When I started tuning, lots of years ago I used paper and a glue block but I soon found that it was really difficult to finish the bottom unless of course you can reverse chuck it as has been suggested above. What I was doing in those days to save a lot of time and trouble was I would split the glue block off then glue on a piece of felt to the bottom . . . this is a practice that I no longer think is suitable for most of the things I make.

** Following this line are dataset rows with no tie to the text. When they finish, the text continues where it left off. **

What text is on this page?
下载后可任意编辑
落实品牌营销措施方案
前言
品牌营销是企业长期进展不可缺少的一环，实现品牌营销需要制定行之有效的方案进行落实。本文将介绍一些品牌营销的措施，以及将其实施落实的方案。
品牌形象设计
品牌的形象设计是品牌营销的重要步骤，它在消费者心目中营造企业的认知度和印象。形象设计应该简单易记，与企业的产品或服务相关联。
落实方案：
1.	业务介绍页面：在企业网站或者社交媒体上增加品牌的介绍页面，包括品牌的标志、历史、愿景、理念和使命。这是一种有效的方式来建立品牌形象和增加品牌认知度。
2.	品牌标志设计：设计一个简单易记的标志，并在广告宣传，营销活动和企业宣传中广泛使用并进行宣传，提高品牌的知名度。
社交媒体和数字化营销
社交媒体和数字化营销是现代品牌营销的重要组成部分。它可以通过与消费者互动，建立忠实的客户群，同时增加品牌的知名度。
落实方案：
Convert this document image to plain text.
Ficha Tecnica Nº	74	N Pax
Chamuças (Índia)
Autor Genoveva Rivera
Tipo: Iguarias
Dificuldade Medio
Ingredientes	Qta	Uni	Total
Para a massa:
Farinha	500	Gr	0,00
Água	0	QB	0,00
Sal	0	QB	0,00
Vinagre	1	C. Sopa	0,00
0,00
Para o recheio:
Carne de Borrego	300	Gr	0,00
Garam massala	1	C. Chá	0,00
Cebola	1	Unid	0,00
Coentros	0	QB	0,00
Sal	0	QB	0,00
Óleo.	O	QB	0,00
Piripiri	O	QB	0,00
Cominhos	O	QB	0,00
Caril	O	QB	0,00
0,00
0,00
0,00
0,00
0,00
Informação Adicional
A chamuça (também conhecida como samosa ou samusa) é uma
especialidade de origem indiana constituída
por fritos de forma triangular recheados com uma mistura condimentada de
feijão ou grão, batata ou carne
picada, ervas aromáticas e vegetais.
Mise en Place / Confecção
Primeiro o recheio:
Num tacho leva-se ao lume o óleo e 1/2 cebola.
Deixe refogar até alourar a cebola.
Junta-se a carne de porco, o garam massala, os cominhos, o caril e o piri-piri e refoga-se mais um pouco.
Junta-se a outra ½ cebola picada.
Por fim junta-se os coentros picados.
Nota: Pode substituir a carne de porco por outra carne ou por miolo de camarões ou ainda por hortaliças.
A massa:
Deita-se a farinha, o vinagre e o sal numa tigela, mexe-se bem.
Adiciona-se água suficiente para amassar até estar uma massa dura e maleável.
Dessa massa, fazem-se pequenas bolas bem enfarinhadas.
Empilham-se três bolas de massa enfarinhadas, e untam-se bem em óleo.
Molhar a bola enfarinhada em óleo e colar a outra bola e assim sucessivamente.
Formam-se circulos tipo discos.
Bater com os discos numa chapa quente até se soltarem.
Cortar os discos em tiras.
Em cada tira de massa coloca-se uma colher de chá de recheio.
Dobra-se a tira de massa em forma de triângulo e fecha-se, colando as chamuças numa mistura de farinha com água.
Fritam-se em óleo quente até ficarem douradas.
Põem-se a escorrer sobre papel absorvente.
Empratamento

What ever you decide to do, good luck.

Leo Van Der Loo
01-09-2014, 5:18 PM
I hardly ever use a tenon, most times a recess, however if the piece is thinner and I like to keep all there is (though 1/8" is not really much to loose, and enough for dry sound wood) I have used hot glue and CA as well, works just fine,However with hot glue, the wood has to be dry and the glue-gun hot, I would then also use my propane torch and heat the glue-block and the bottom this would assure a good glue-line and a strong bond, however it is too much of a hassle IMO and so it is either CA glue or a very shallow recess.Like everything else, you have to do it right, and if you don't trust it, there are always other ways of doing it, haste is a bad habit that will bite you in the (a*s) end

robert baccus
01-09-2014, 8:20 PM
You obviously speak from experience and not opinion Mr Loo. Good words and a good practice for posters yeah.